SC2 endorses the proposal of including status reports on US and NorduGrid infrastructure projects, including progress towards the reaching of the required service levels. The reporting, which should be grouped by country, should be collected by the Service Challenge manager (Jamie Shiers).
Les clarifies that in order to avoid confusions, the Grid projects providing infrastructure to LCG (EGEE, OSG and NorduGrid) will be referred to as “operational units”. The updated terminology will be reflected in the LCG TDR.

2. CERN Fabric Area

CASTOR deployment: Les explains that the rollout plan for the new CASTOR release will be presented at the next LCG PEB meeting. Its deployment will be ongoing with the target to complete in a year’s timeframe. It is foreseen to migrate first experiment production before end users; the impact on the Service Challenges still needs to be assessed. Wisla and Marcel request that in order to distinguish CASTOR versions and for future reference, a release number should be quoted in the report.
SC2 considers it important to define a schedule for the switchover of all experiments to the new CASTOR version.
The above-mentioned ATLAS problems are due to a limitation in the CASTOR stager catalogue implementation, which has been fixed in the new release. Until this new release is deployed, it is recommended to reduce the catalogue entries by avoiding using large quantities of small files. The inefficiency of handling small files applies to all mass storage systems and still represents an open question. A solution being investigated is the possibility to group files into containers. However, it is not yet clear what grouping type is more beneficial: at the application level or at the mass storage system level.
While the achievement of the ALICE DC6 milestone and the good progress made towards the new CASTOR release is acknowledged, it is observed that the CASTOR project has a accumulated (but stable) delay of about 3 months.
Wisla requests that the milestone for Alice DC 7 is split up into IT-specific and ALICE-specific milestones, as it was previously agreed. She would like to see this split-up in the next report, even if not all dates have been defined.
Answering a question from Wisla and Marcel, Les explains that due to a recent reorganization in CERN-IT, the CASTOR development and deployment teams have been merged and are now part of the Fabric Infrastructure and Operations group. This reorganization should affect neither the current plans nor the milestones.

3. Middleware Area

Jim informs that a meeting with the Middleware Area coordinators has been planned and will be held prior to the next POB.

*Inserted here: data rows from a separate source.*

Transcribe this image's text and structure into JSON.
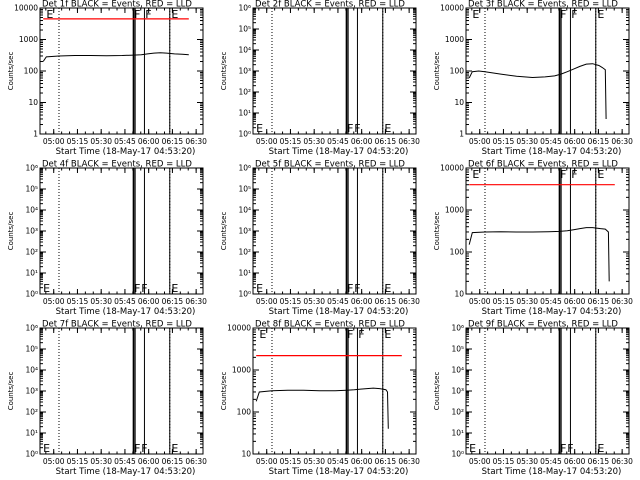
{
  "window": {
    "background": "#ffffff"
  },
  "colors": {
    "events": "#000000",
    "lld": "#ff0000",
    "axes": "#000000"
  },
  "chart_data": [
    {
      "type": "line",
      "title": "Det 1f BLACK = Events, RED = LLD",
      "xlabel": "Start Time (18-May-17 04:53:20)",
      "ylabel": "Counts/sec",
      "log_scale_y": true,
      "ylim": [
        1,
        10000
      ],
      "yticks": [
        "1",
        "10",
        "100",
        "1000",
        "10000"
      ],
      "xticks": [
        "05:00",
        "05:15",
        "05:30",
        "05:45",
        "06:00",
        "06:15",
        "06:30"
      ],
      "x_range_min": [
        -2,
        101
      ],
      "dotted_lines_min": [
        10,
        80
      ],
      "flag_lines_min": [
        57,
        58,
        64,
        80
      ],
      "flags": [
        {
          "text": "E",
          "x": 2,
          "y": 10000
        },
        {
          "text": "F",
          "x": 57.5,
          "y": 10000
        },
        {
          "text": "F",
          "x": 64.5,
          "y": 10000
        },
        {
          "text": "E",
          "x": 81,
          "y": 10000
        }
      ],
      "series": [
        {
          "role": "events",
          "x": [
            0,
            2,
            10,
            20,
            30,
            40,
            50,
            57,
            62,
            66,
            70,
            74,
            78,
            83,
            88,
            92
          ],
          "values": [
            200,
            280,
            300,
            310,
            310,
            305,
            310,
            320,
            330,
            350,
            370,
            380,
            370,
            350,
            340,
            330
          ]
        },
        {
          "role": "lld",
          "x": [
            0,
            92
          ],
          "values": [
            4500,
            4500
          ]
        }
      ]
    },
    {
      "type": "line",
      "title": "Det 2f BLACK = Events, RED = LLD",
      "xlabel": "Start Time (18-May-17 04:53:20)",
      "ylabel": "Counts/sec",
      "log_scale_y": true,
      "ylim": [
        1,
        1000000
      ],
      "yticks": [
        "10⁰",
        "10¹",
        "10²",
        "10³",
        "10⁴",
        "10⁵",
        "10⁶"
      ],
      "xticks": [
        "05:00",
        "05:15",
        "05:30",
        "05:45",
        "06:00",
        "06:15",
        "06:30"
      ],
      "x_range_min": [
        -2,
        101
      ],
      "dotted_lines_min": [
        10,
        80
      ],
      "flag_lines_min": [
        57,
        58,
        64,
        80
      ],
      "flags": [
        {
          "text": "E",
          "x": 0,
          "y": 1.5
        },
        {
          "text": "F",
          "x": 57.5,
          "y": 1.5
        },
        {
          "text": "F",
          "x": 62,
          "y": 1.5
        },
        {
          "text": "E",
          "x": 81,
          "y": 1.5
        }
      ],
      "series": []
    },
    {
      "type": "line",
      "title": "Det 3f BLACK = Events, RED = LLD",
      "xlabel": "Start Time (18-May-17 04:53:20)",
      "ylabel": "Counts/sec",
      "log_scale_y": true,
      "ylim": [
        1,
        10000
      ],
      "yticks": [
        "1",
        "10",
        "100",
        "1000",
        "10000"
      ],
      "xticks": [
        "05:00",
        "05:15",
        "05:30",
        "05:45",
        "06:00",
        "06:15",
        "06:30"
      ],
      "x_range_min": [
        -2,
        101
      ],
      "dotted_lines_min": [
        10,
        80
      ],
      "flag_lines_min": [
        57,
        58,
        64,
        80
      ],
      "flags": [
        {
          "text": "E",
          "x": 2,
          "y": 10000
        },
        {
          "text": "F",
          "x": 57.5,
          "y": 10000
        },
        {
          "text": "F",
          "x": 64.5,
          "y": 10000
        },
        {
          "text": "E",
          "x": 81,
          "y": 10000
        }
      ],
      "series": [
        {
          "role": "events",
          "x": [
            0,
            2,
            6,
            10,
            20,
            30,
            40,
            48,
            54,
            58,
            62,
            66,
            70,
            74,
            78,
            82,
            84,
            86,
            86.5
          ],
          "values": [
            60,
            95,
            100,
            95,
            80,
            68,
            62,
            65,
            70,
            80,
            95,
            115,
            140,
            165,
            170,
            150,
            130,
            110,
            3
          ]
        },
        {
          "role": "lld",
          "x": [],
          "values": []
        }
      ]
    },
    {
      "type": "line",
      "title": "Det 4f BLACK = Events, RED = LLD",
      "xlabel": "Start Time (18-May-17 04:53:20)",
      "ylabel": "Counts/sec",
      "log_scale_y": true,
      "ylim": [
        1,
        1000000
      ],
      "yticks": [
        "10⁰",
        "10¹",
        "10²",
        "10³",
        "10⁴",
        "10⁵",
        "10⁶"
      ],
      "xticks": [
        "05:00",
        "05:15",
        "05:30",
        "05:45",
        "06:00",
        "06:15",
        "06:30"
      ],
      "x_range_min": [
        -2,
        101
      ],
      "dotted_lines_min": [
        10,
        80
      ],
      "flag_lines_min": [
        57,
        58,
        64,
        80
      ],
      "flags": [
        {
          "text": "E",
          "x": 0,
          "y": 1.5
        },
        {
          "text": "F",
          "x": 57.5,
          "y": 1.5
        },
        {
          "text": "F",
          "x": 62,
          "y": 1.5
        },
        {
          "text": "E",
          "x": 81,
          "y": 1.5
        }
      ],
      "series": []
    },
    {
      "type": "line",
      "title": "Det 5f BLACK = Events, RED = LLD",
      "xlabel": "Start Time (18-May-17 04:53:20)",
      "ylabel": "Counts/sec",
      "log_scale_y": true,
      "ylim": [
        1,
        1000000
      ],
      "yticks": [
        "10⁰",
        "10¹",
        "10²",
        "10³",
        "10⁴",
        "10⁵",
        "10⁶"
      ],
      "xticks": [
        "05:00",
        "05:15",
        "05:30",
        "05:45",
        "06:00",
        "06:15",
        "06:30"
      ],
      "x_range_min": [
        -2,
        101
      ],
      "dotted_lines_min": [
        10,
        80
      ],
      "flag_lines_min": [
        57,
        58,
        64,
        80
      ],
      "flags": [
        {
          "text": "E",
          "x": 0,
          "y": 1.5
        },
        {
          "text": "F",
          "x": 57.5,
          "y": 1.5
        },
        {
          "text": "F",
          "x": 62,
          "y": 1.5
        },
        {
          "text": "E",
          "x": 81,
          "y": 1.5
        }
      ],
      "series": []
    },
    {
      "type": "line",
      "title": "Det 6f BLACK = Events, RED = LLD",
      "xlabel": "Start Time (18-May-17 04:53:20)",
      "ylabel": "Counts/sec",
      "log_scale_y": true,
      "ylim": [
        10,
        10000
      ],
      "yticks": [
        "10",
        "100",
        "1000",
        "10000"
      ],
      "xticks": [
        "05:00",
        "05:15",
        "05:30",
        "05:45",
        "06:00",
        "06:15",
        "06:30"
      ],
      "x_range_min": [
        -2,
        101
      ],
      "dotted_lines_min": [
        10,
        80
      ],
      "flag_lines_min": [
        57,
        58,
        64,
        80
      ],
      "flags": [
        {
          "text": "E",
          "x": 2,
          "y": 10000
        },
        {
          "text": "F",
          "x": 57.5,
          "y": 10000
        },
        {
          "text": "F",
          "x": 64.5,
          "y": 10000
        },
        {
          "text": "E",
          "x": 81,
          "y": 10000
        }
      ],
      "series": [
        {
          "role": "events",
          "x": [
            0,
            2,
            10,
            20,
            30,
            40,
            50,
            57,
            62,
            66,
            70,
            74,
            78,
            83,
            86,
            88,
            88.5
          ],
          "values": [
            150,
            290,
            300,
            305,
            300,
            300,
            305,
            310,
            320,
            340,
            360,
            380,
            380,
            360,
            350,
            300,
            20
          ]
        },
        {
          "role": "lld",
          "x": [
            0,
            92
          ],
          "values": [
            4000,
            4000
          ]
        }
      ]
    },
    {
      "type": "line",
      "title": "Det 7f BLACK = Events, RED = LLD",
      "xlabel": "Start Time (18-May-17 04:53:20)",
      "ylabel": "Counts/sec",
      "log_scale_y": true,
      "ylim": [
        1,
        1000000
      ],
      "yticks": [
        "10⁰",
        "10¹",
        "10²",
        "10³",
        "10⁴",
        "10⁵",
        "10⁶"
      ],
      "xticks": [
        "05:00",
        "05:15",
        "05:30",
        "05:45",
        "06:00",
        "06:15",
        "06:30"
      ],
      "x_range_min": [
        -2,
        101
      ],
      "dotted_lines_min": [
        10,
        80
      ],
      "flag_lines_min": [
        57,
        58,
        64,
        80
      ],
      "flags": [
        {
          "text": "E",
          "x": 0,
          "y": 1.5
        },
        {
          "text": "F",
          "x": 57.5,
          "y": 1.5
        },
        {
          "text": "F",
          "x": 62,
          "y": 1.5
        },
        {
          "text": "E",
          "x": 81,
          "y": 1.5
        }
      ],
      "series": []
    },
    {
      "type": "line",
      "title": "Det 8f BLACK = Events, RED = LLD",
      "xlabel": "Start Time (18-May-17 04:53:20)",
      "ylabel": "Counts/sec",
      "log_scale_y": true,
      "ylim": [
        10,
        10000
      ],
      "yticks": [
        "10",
        "100",
        "1000",
        "10000"
      ],
      "xticks": [
        "05:00",
        "05:15",
        "05:30",
        "05:45",
        "06:00",
        "06:15",
        "06:30"
      ],
      "x_range_min": [
        -2,
        101
      ],
      "dotted_lines_min": [
        10,
        80
      ],
      "flag_lines_min": [
        57,
        58,
        64,
        80
      ],
      "flags": [
        {
          "text": "E",
          "x": 2,
          "y": 10000
        },
        {
          "text": "F",
          "x": 57.5,
          "y": 10000
        },
        {
          "text": "F",
          "x": 64.5,
          "y": 10000
        },
        {
          "text": "E",
          "x": 81,
          "y": 10000
        }
      ],
      "series": [
        {
          "role": "events",
          "x": [
            0,
            2,
            10,
            20,
            30,
            40,
            50,
            57,
            62,
            66,
            70,
            74,
            78,
            82,
            83,
            83.5
          ],
          "values": [
            180,
            300,
            320,
            330,
            330,
            320,
            320,
            330,
            340,
            350,
            360,
            370,
            360,
            340,
            300,
            40
          ]
        },
        {
          "role": "lld",
          "x": [
            0,
            92
          ],
          "values": [
            2200,
            2200
          ]
        }
      ]
    },
    {
      "type": "line",
      "title": "Det 9f BLACK = Events, RED = LLD",
      "xlabel": "Start Time (18-May-17 04:53:20)",
      "ylabel": "Counts/sec",
      "log_scale_y": true,
      "ylim": [
        1,
        1000000
      ],
      "yticks": [
        "10⁰",
        "10¹",
        "10²",
        "10³",
        "10⁴",
        "10⁵",
        "10⁶"
      ],
      "xticks": [
        "05:00",
        "05:15",
        "05:30",
        "05:45",
        "06:00",
        "06:15",
        "06:30"
      ],
      "x_range_min": [
        -2,
        101
      ],
      "dotted_lines_min": [
        10,
        80
      ],
      "flag_lines_min": [
        57,
        58,
        64,
        80
      ],
      "flags": [
        {
          "text": "E",
          "x": 0,
          "y": 1.5
        },
        {
          "text": "F",
          "x": 57.5,
          "y": 1.5
        },
        {
          "text": "F",
          "x": 62,
          "y": 1.5
        },
        {
          "text": "E",
          "x": 81,
          "y": 1.5
        }
      ],
      "series": []
    }
  ]
}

Jim welcomes the decision of the management task force to limit gLite developments to a single software stack.
Relationship between the Baseline Services Working Group (BSWG) and gLite: Ian clarifies that even if there is no formal tie between the BLSWG and the gLite team, close contacts have been established. Jim and Matthias suggest that ties should be tightened between gLite and the BSWG (which will be restarted after summer).
Jim reiterates that the Middleware Area milestones are too high level and should be broken down. This would allow showing a better description of the current status of components and functionality.
A pie chart classifying bugs by type (crashes, feature requests, performance issues, etc.) would be very helpful. Also, adding reports on performance measurement tests would help for a better definition of validation milestones.

4. Application Area

The Applications Area has been excluded from the Status Report review, because it was recently subject of an internal review and of an SC2 focus meeting.
Albert points out that there is a large shift in one of the Simulation milestones (Comparison of LHC calorimeters for EM shower development, p. 3). The reasons are that the workload was much higher than anticipated and experiments could not provide all required input.
Jean-Jacques confirms that under Pere’s coordination, the Application Area reorganization is smoothly progressing.

General remarks:

History and evolution of milestones: Marcel and Wisla point out that some of the remarks made in the previous reviews regarding milestone management have not yet been taken into account (e.g. historical tracking of milestones, distribution in open milestones delay). Les informs that this will be implemented for the next Quarterly Report.
Following a comment from Wisla on milestone 1.4.1.12 (ATLAS validation of LCG-2, on p. 29), it is pointed out that some of the validation milestones have been weakly defined. This may lead to measurement difficulties and therefore discrepancies when judging whether a milestone has been achieved or not. In this light, SC2 recommends that upcoming milestones should be as qualitative as possible.

AOB

None.